Bei einem coolen Foto mit Glück noch aggressiven Gesichtsausdrücken schon die halbe MIete und extrem cool  ... kann man im Notfall ja auch mit den Studenten selber machen, kombiniert mit ner kleinen Feier .. bestimmt ne coole sache  
naja und wenn man noch auf elaborierten Krahms steht knallt man noch nen 4 armigen Nakten (von DaVinci ... glaube ich, kennen doch alle dieser mann im Kreis)  auf weiß leuchtendem, nahezu göttlichem Glühen, in die Mitte. 

...jetzt hab ich selber lust bekommen so was zu machen ... das Foto muss vor allem richtig geil sein *fg*


----------



## Sliver (10. Juli 2002)

Also ich kann mir nun nicht genau Vorstellen was "Culture Flash" sein soll aber ich stelle es mir so vor: Das man merkt bzw. gesehen hat das andere Kulturen Sachen benutzten die deutlich von anderen Kulturen sind.


Also wenn es so ist dann würde ich das so machen:

Man sieht zum Beispiel einen typisch Deutschen (so Hans oder Franz mäsig mit Schnurrbart, einfach Deutsch *g*) der eine Pizza isst die vielleicht mit Tomaten (Rot), Salat (Grün) und Motzadela (Weiß) belegt ist.
Das auch mit anderen Kulturen, das der Italiener z.B. was typisches aus Spanien oder Afrika hat.
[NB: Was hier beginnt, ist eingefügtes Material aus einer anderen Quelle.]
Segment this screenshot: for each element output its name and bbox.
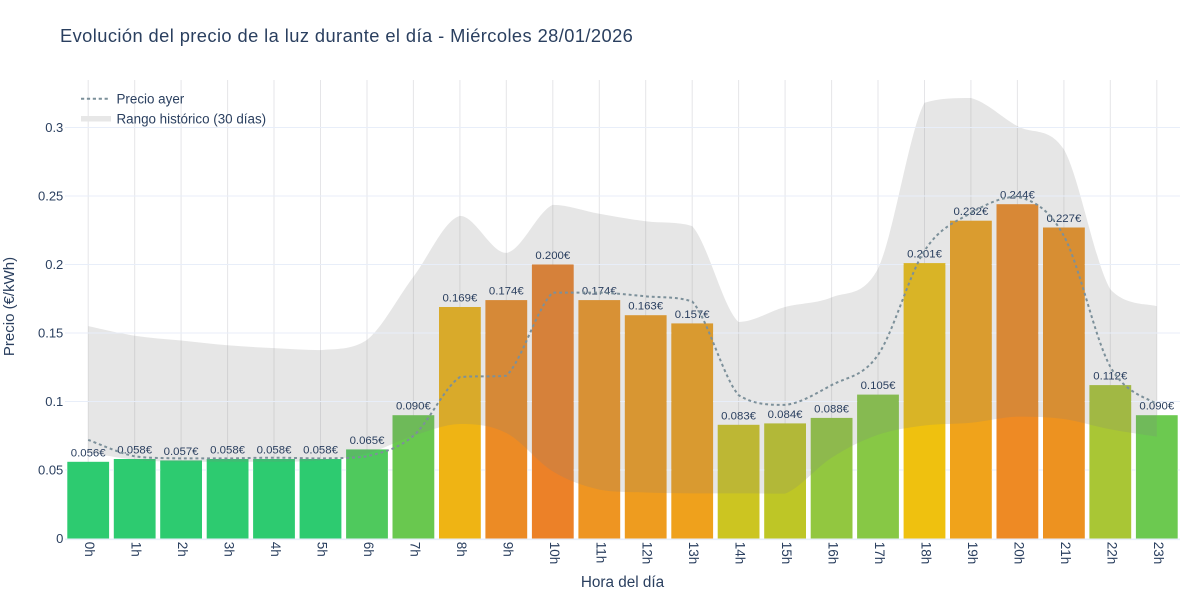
- svg-text:3h: 3h: [222, 542, 237, 557]
- svg-text:0.2: 0.2: [45, 257, 63, 272]
- svg-text:0.3: 0.3: [45, 120, 63, 135]
- svg-text:0.244€: 0.244€: [1000, 190, 1036, 202]
- svg-text:14h: 14h: [733, 542, 748, 565]
- svg-text:0.201€: 0.201€: [907, 249, 943, 261]
- svg-text:9h: 9h: [500, 542, 515, 557]
- svg-text:11h: 11h: [593, 542, 608, 564]
- svg-text:17h: 17h: [872, 542, 887, 565]
- svg-text:Hora del día: Hora del día: [581, 574, 665, 591]
- svg-text:0.1: 0.1: [45, 394, 63, 409]
- svg-text:0.15: 0.15: [38, 326, 63, 341]
- svg-text:0.090€: 0.090€: [396, 401, 432, 413]
- svg-text:0.174€: 0.174€: [582, 286, 618, 298]
- svg-text:21h: 21h: [1058, 542, 1073, 565]
- svg-text:5h: 5h: [315, 542, 330, 557]
- svg-text:12h: 12h: [640, 542, 655, 565]
- svg-text:1h: 1h: [129, 542, 144, 557]
- svg-text:0.112€: 0.112€: [1093, 371, 1128, 383]
- svg-text:18h: 18h: [919, 542, 934, 565]
- svg-text:0.084€: 0.084€: [768, 409, 804, 421]
- svg-text:0.065€: 0.065€: [350, 435, 386, 447]
- svg-text:15h: 15h: [779, 542, 794, 565]
- svg-text:20h: 20h: [1011, 542, 1026, 565]
- svg-text:0.058€: 0.058€: [257, 445, 293, 457]
- svg-text:4h: 4h: [268, 542, 283, 557]
- svg-text:0.088€: 0.088€: [814, 403, 850, 415]
- svg-text:0.169€: 0.169€: [442, 293, 478, 305]
- svg-text:13h: 13h: [686, 542, 701, 565]
- svg-text:0.090€: 0.090€: [1139, 401, 1175, 413]
- svg-text:Rango histórico (30 días): Rango histórico (30 días): [117, 111, 267, 126]
- svg-text:0.163€: 0.163€: [628, 301, 664, 313]
- svg-text:0.200€: 0.200€: [535, 250, 571, 262]
- svg-text:0.05: 0.05: [38, 463, 63, 478]
- svg-text:0.083€: 0.083€: [721, 410, 757, 422]
- svg-text:0.056€: 0.056€: [71, 447, 107, 459]
- svg-text:0.174€: 0.174€: [489, 286, 525, 298]
- svg-text:0: 0: [56, 531, 63, 546]
- svg-text:10h: 10h: [547, 542, 562, 565]
- svg-text:0.105€: 0.105€: [861, 380, 897, 392]
- svg-text:0.157€: 0.157€: [675, 309, 711, 321]
- svg-text:Precio ayer: Precio ayer: [117, 91, 185, 106]
- svg-text:0.227€: 0.227€: [1046, 213, 1082, 225]
- svg-text:0.058€: 0.058€: [117, 445, 153, 457]
- svg-text:0.058€: 0.058€: [210, 445, 246, 457]
- svg-text:16h: 16h: [826, 542, 841, 565]
- svg-text:23h: 23h: [1151, 542, 1166, 565]
- svg-text:0.058€: 0.058€: [303, 445, 339, 457]
- svg-text:Evolución del precio de la luz: Evolución del precio de la luz durante e…: [60, 25, 633, 46]
- svg-text:19h: 19h: [965, 542, 980, 565]
- svg-text:0.25: 0.25: [38, 189, 63, 204]
- svg-text:2h: 2h: [175, 542, 190, 557]
- svg-text:Precio (€/kWh): Precio (€/kWh): [1, 257, 18, 356]
- svg-text:0.057€: 0.057€: [164, 446, 200, 458]
- svg-text:6h: 6h: [361, 542, 376, 557]
- svg-text:0h: 0h: [82, 542, 97, 557]
- svg-text:7h: 7h: [407, 542, 422, 557]
- svg-text:22h: 22h: [1104, 542, 1119, 565]
- svg-text:8h: 8h: [454, 542, 469, 557]
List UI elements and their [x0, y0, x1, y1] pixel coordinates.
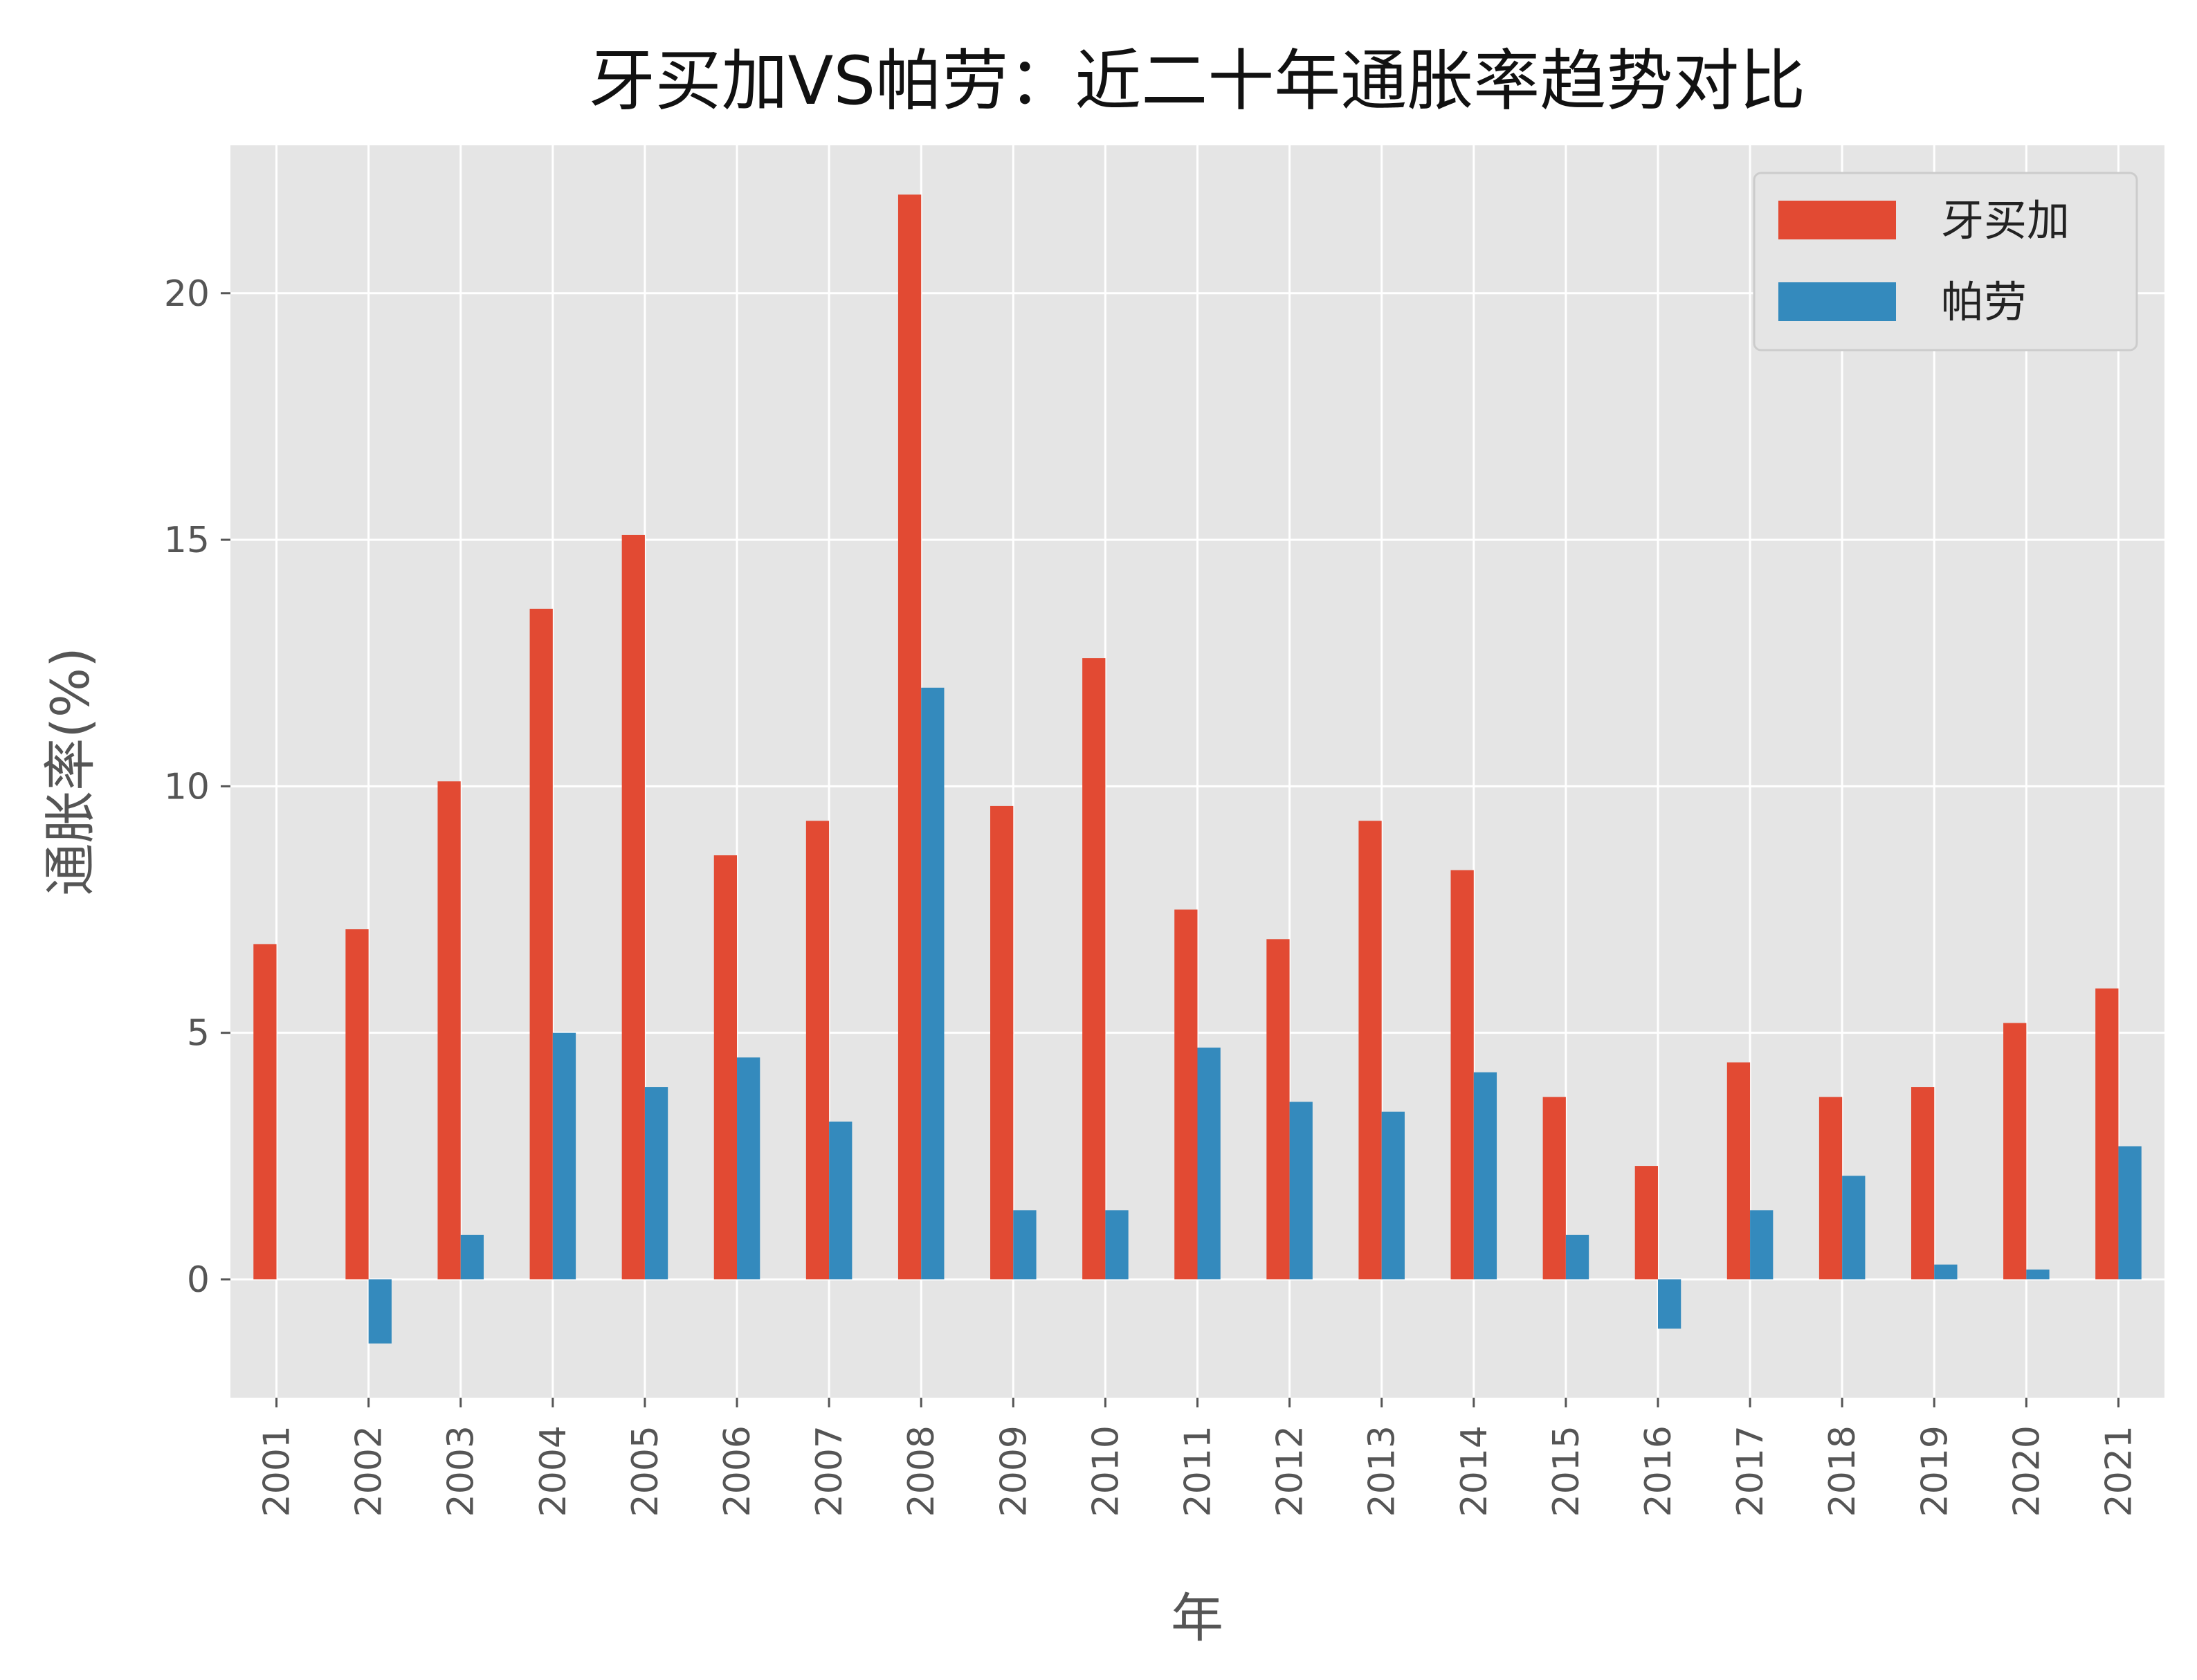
bar-palau-2018	[1842, 1176, 1866, 1279]
bar-jamaica-2003	[437, 781, 461, 1279]
bar-jamaica-2001	[253, 944, 277, 1279]
x-tick-label: 2019	[1914, 1425, 1956, 1517]
x-tick-label: 2014	[1454, 1425, 1495, 1517]
y-axis-label: 通胀率(%)	[39, 647, 101, 896]
x-tick-label: 2021	[2098, 1425, 2140, 1517]
x-tick-label: 2011	[1178, 1425, 1219, 1517]
x-tick-label: 2006	[717, 1425, 758, 1517]
bar-palau-2008	[921, 687, 945, 1279]
x-tick-label: 2001	[257, 1425, 298, 1517]
legend-swatch-jamaica	[1778, 201, 1896, 239]
y-tick-label: 5	[187, 1013, 210, 1054]
bar-jamaica-2008	[897, 194, 922, 1279]
x-tick-label: 2008	[901, 1425, 942, 1517]
bar-jamaica-2011	[1174, 909, 1198, 1279]
bar-palau-2015	[1565, 1234, 1589, 1279]
x-tick-label: 2015	[1546, 1425, 1587, 1517]
x-tick-label: 2005	[625, 1425, 666, 1517]
x-tick-label: 2017	[1730, 1425, 1771, 1517]
bar-jamaica-2021	[2095, 988, 2119, 1279]
bar-jamaica-2013	[1358, 821, 1382, 1279]
x-tick-label: 2016	[1638, 1425, 1679, 1517]
y-tick-label: 15	[164, 520, 210, 561]
bar-palau-2011	[1197, 1048, 1221, 1279]
bar-palau-2003	[460, 1234, 484, 1279]
bar-jamaica-2014	[1450, 870, 1474, 1279]
y-tick-label: 0	[187, 1259, 210, 1301]
x-tick-label: 2013	[1362, 1425, 1403, 1517]
bar-jamaica-2010	[1082, 658, 1106, 1279]
bar-palau-2016	[1657, 1279, 1681, 1329]
x-tick-label: 2009	[993, 1425, 1034, 1517]
x-tick-label: 2018	[1822, 1425, 1863, 1517]
x-tick-label: 2003	[441, 1425, 482, 1517]
bar-palau-2002	[368, 1279, 392, 1344]
bar-jamaica-2002	[345, 929, 369, 1279]
bar-jamaica-2004	[529, 608, 553, 1279]
bar-palau-2007	[829, 1121, 853, 1279]
legend-swatch-palau	[1778, 282, 1896, 321]
bar-jamaica-2018	[1818, 1097, 1843, 1279]
x-tick-label: 2004	[533, 1425, 574, 1517]
axis-ticks: 0 5 10 15 20 2001 2002 2003 2004 2005 2006 2007 2008…	[164, 273, 2140, 1517]
y-tick-label: 20	[164, 273, 210, 315]
x-tick-label: 2020	[2006, 1425, 2048, 1517]
bar-jamaica-2005	[621, 534, 645, 1279]
bar-palau-2004	[552, 1032, 576, 1279]
legend-label-jamaica: 牙买加	[1941, 195, 2070, 246]
bar-jamaica-2017	[1726, 1062, 1751, 1279]
bars	[253, 194, 2142, 1344]
bar-palau-2013	[1381, 1111, 1405, 1279]
y-tick-label: 10	[164, 766, 210, 807]
bar-palau-2019	[1934, 1264, 1958, 1279]
bar-palau-2006	[737, 1057, 760, 1279]
bar-palau-2020	[2026, 1269, 2050, 1279]
chart-title: 牙买加VS帕劳：近二十年通胀率趋势对比	[589, 42, 1806, 120]
bar-palau-2010	[1105, 1210, 1129, 1279]
bar-palau-2014	[1473, 1072, 1497, 1279]
x-tick-label: 2010	[1085, 1425, 1127, 1517]
bar-jamaica-2016	[1634, 1166, 1658, 1279]
x-axis-label: 年	[1171, 1587, 1223, 1649]
legend-label-palau: 帕劳	[1941, 277, 2027, 327]
x-tick-label: 2007	[809, 1425, 850, 1517]
bar-jamaica-2007	[805, 821, 830, 1279]
bar-palau-2005	[644, 1087, 668, 1279]
x-tick-label: 2012	[1270, 1425, 1311, 1517]
x-tick-label: 2002	[349, 1425, 390, 1517]
bar-jamaica-2009	[990, 805, 1014, 1279]
bar-jamaica-2015	[1542, 1097, 1566, 1279]
legend: 牙买加 帕劳	[1753, 172, 2138, 351]
bar-jamaica-2020	[2003, 1023, 2027, 1279]
bar-jamaica-2006	[713, 855, 738, 1279]
bar-jamaica-2019	[1911, 1087, 1935, 1279]
bar-palau-2012	[1289, 1102, 1313, 1279]
bar-palau-2021	[2118, 1146, 2142, 1279]
bar-jamaica-2012	[1266, 939, 1290, 1279]
bar-palau-2009	[1013, 1210, 1037, 1279]
bar-palau-2017	[1750, 1210, 1774, 1279]
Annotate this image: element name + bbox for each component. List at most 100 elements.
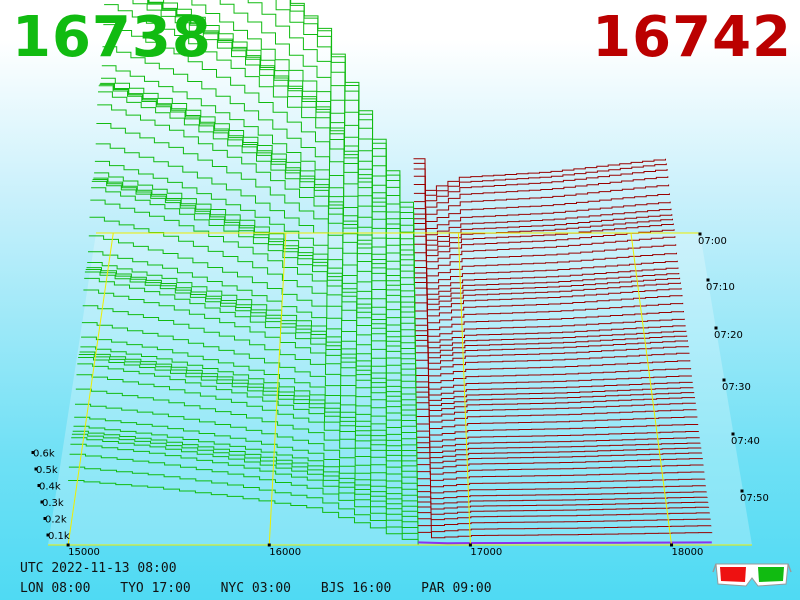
- ask-depth-line: [415, 345, 689, 364]
- ask-depth-line: [417, 496, 708, 505]
- ask-depth-line: [414, 223, 674, 251]
- time-tick-mark: [706, 278, 710, 282]
- ask-depth-line: [417, 485, 706, 494]
- time-tick-label: 07:20: [714, 330, 743, 341]
- ask-depth-line: [414, 277, 681, 300]
- utc-datetime: 2022-11-13 08:00: [51, 561, 177, 576]
- y-tick-label: 0.2k: [45, 515, 67, 526]
- ask-depth-line: [415, 339, 688, 359]
- ask-depth-line: [414, 208, 672, 236]
- x-grid-line: [457, 232, 471, 546]
- ask-depth-line: [417, 457, 703, 469]
- bid-depth-line: [68, 466, 419, 540]
- city-clock-nyc: NYC 03:00: [220, 581, 292, 596]
- bid-depth-line: [69, 453, 419, 535]
- bid-depth-line: [68, 480, 419, 545]
- bid-depth-line: [94, 160, 416, 360]
- ask-depth-line: [416, 423, 699, 436]
- city-clock-par: PAR 09:00: [421, 581, 492, 596]
- bid-depth-line: [95, 143, 416, 355]
- time-tick-label: 07:00: [698, 236, 727, 247]
- bid-depth-line: [91, 187, 417, 387]
- ask-depth-line: [416, 436, 700, 448]
- ask-depth-line: [415, 282, 681, 305]
- time-tick-label: 07:50: [740, 493, 769, 504]
- bid-depth-line: [101, 65, 416, 313]
- utc-clock: UTC 2022-11-13 08:00: [20, 561, 177, 576]
- ask-depth-line: [414, 267, 679, 290]
- ask-depth-line: [417, 447, 702, 459]
- chart-floor: [48, 233, 752, 545]
- ask-depth-line: [414, 243, 677, 270]
- bid-depth-line: [81, 336, 418, 456]
- bid-depth-line: [132, 0, 415, 292]
- bid-depth-line: [96, 123, 416, 350]
- ask-depth-line: [418, 531, 713, 539]
- time-tick-label: 07:30: [722, 382, 751, 393]
- ask-depth-line: [417, 478, 706, 488]
- bid-depth-line: [70, 443, 419, 530]
- ask-depth-line: [416, 430, 699, 442]
- ask-depth-line: [413, 158, 666, 191]
- bid-depth-line: [83, 289, 418, 440]
- ask-depth-line: [414, 272, 680, 295]
- ask-depth-line: [414, 235, 676, 263]
- bid-depth-line: [88, 235, 417, 403]
- bid-depth-line: [89, 216, 417, 397]
- time-tick-label: 07:10: [706, 282, 735, 293]
- x-grid-line: [67, 232, 114, 546]
- ask-depth-line: [415, 287, 682, 311]
- time-tick-mark: [722, 378, 726, 382]
- ask-depth-line: [416, 416, 698, 429]
- bid-depth-line: [247, 0, 415, 255]
- y-tick-label: 0.1k: [48, 531, 70, 542]
- ask-depth-line: [413, 184, 670, 215]
- ask-depth-line: [415, 330, 687, 349]
- bid-depth-line: [290, 0, 414, 233]
- floor-plane: [48, 233, 752, 545]
- ask-depth-line: [414, 213, 673, 241]
- ask-depth-line: [415, 310, 684, 331]
- bid-depth-line: [219, 0, 415, 260]
- x-tick-mark: [468, 543, 472, 547]
- bid-depth-line: [289, 0, 415, 239]
- bid-depth-line: [80, 346, 418, 461]
- bid-depth-line: [289, 0, 415, 244]
- bid-depth-line: [74, 416, 418, 503]
- y-tick-mark: [43, 517, 47, 520]
- ask-depth-line: [417, 506, 710, 515]
- x-tick-mark: [267, 543, 271, 547]
- ask-depth-line: [417, 512, 710, 521]
- 3d-glasses-icon[interactable]: [712, 558, 792, 594]
- y-tick-mark: [40, 500, 44, 504]
- ask-depth-line: [416, 442, 701, 453]
- y-tick-label: 0.6k: [33, 449, 55, 460]
- bid-depth-line: [97, 104, 416, 345]
- time-tick-mark: [740, 489, 744, 493]
- x-grid-line: [268, 232, 287, 546]
- bid-depth-line: [102, 46, 416, 307]
- bid-depth-line: [71, 433, 419, 519]
- city-clocks: LON 08:00 TYO 17:00 NYC 03:00 BJS 16:00 …: [20, 581, 514, 596]
- ask-depth-line: [418, 525, 712, 533]
- ask-depth-line: [417, 518, 711, 526]
- x-tick-label: 16000: [269, 547, 301, 558]
- ask-depth-line: [414, 260, 678, 284]
- bid-depth-line: [275, 0, 415, 249]
- x-tick-label: 18000: [672, 547, 704, 558]
- chart-axes: 15000 16000 17000 18000 0.1k 0.2k 0.3k 0.4k 0.5k…: [31, 232, 769, 558]
- ask-depth-line: [417, 464, 704, 475]
- bid-depth-line: [78, 357, 418, 477]
- ask-depth-line: [415, 318, 685, 337]
- bid-depth-line: [72, 430, 419, 514]
- ask-price: 16742: [592, 5, 792, 70]
- bid-depth-line: [98, 91, 416, 339]
- bid-depth-line: [73, 425, 419, 508]
- city-clock-bjs: BJS 16:00: [320, 581, 392, 596]
- utc-label: UTC: [20, 561, 44, 576]
- y-tick-label: 0.5k: [36, 465, 58, 476]
- time-tick-mark: [698, 232, 702, 236]
- ask-depth-line: [417, 501, 709, 510]
- ask-depth-line: [417, 471, 705, 481]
Oder ganz was anderes. *g*


----------



## aibo (14. Juli 2002)

coole idee vincent... nur die durchführung sieht nicht so ganz leicht aus bzw. extrem schwer oder? 

naja oder auch nicht. man sucht sich von der schule oder der uni ebenmal kurz 100 leute die alle anderen kulturen angehören (oder mietet eben mal 100 statisten) fliegt nach n.y.c lässt die leute kurz neben der miss liberty posieren und fährt wieder nach hause. inklusive einiger sehr geilen fotos natürlich  

nee ich mach nur spaß. aber wenn du sowas organisiert kriegst, hut ab. es muss ja nicht n.y.c sein. irgend eine deutsche großstadt langt doch aus. da es sich eh um ein lokales ereignis geht, kannst du das wirklich besser in einer großstadt die jeder kennt realisieren (in deienr umgebung halt) hat den vorteil du musst keine 100 tickets für 'ne concorde ausgeben und das ganze hat einen wiedererkennungswert 

-aibo


----------



## vinc5nt (28. Juli 2002)

das was ich mir da zusammen ph/fantasiert habe war das, was wohl am coolsten wäre aber nicht umsetzbar ist, doch ich denke, dass es bei einem Maturaball schon möglich ist mal 10 -15 Leute zusammen zu kriegen und die dann irgendwo, wo es vielleicht auch nur teils Großstadtmässig aussieht kriegerisch gegenüber posen zu lassen. 

naja ... auf jedenfall hat mir dieses geistige zusammen basteln spass gemacht ... auch wenn es wohl nutzlos war *fg*


----------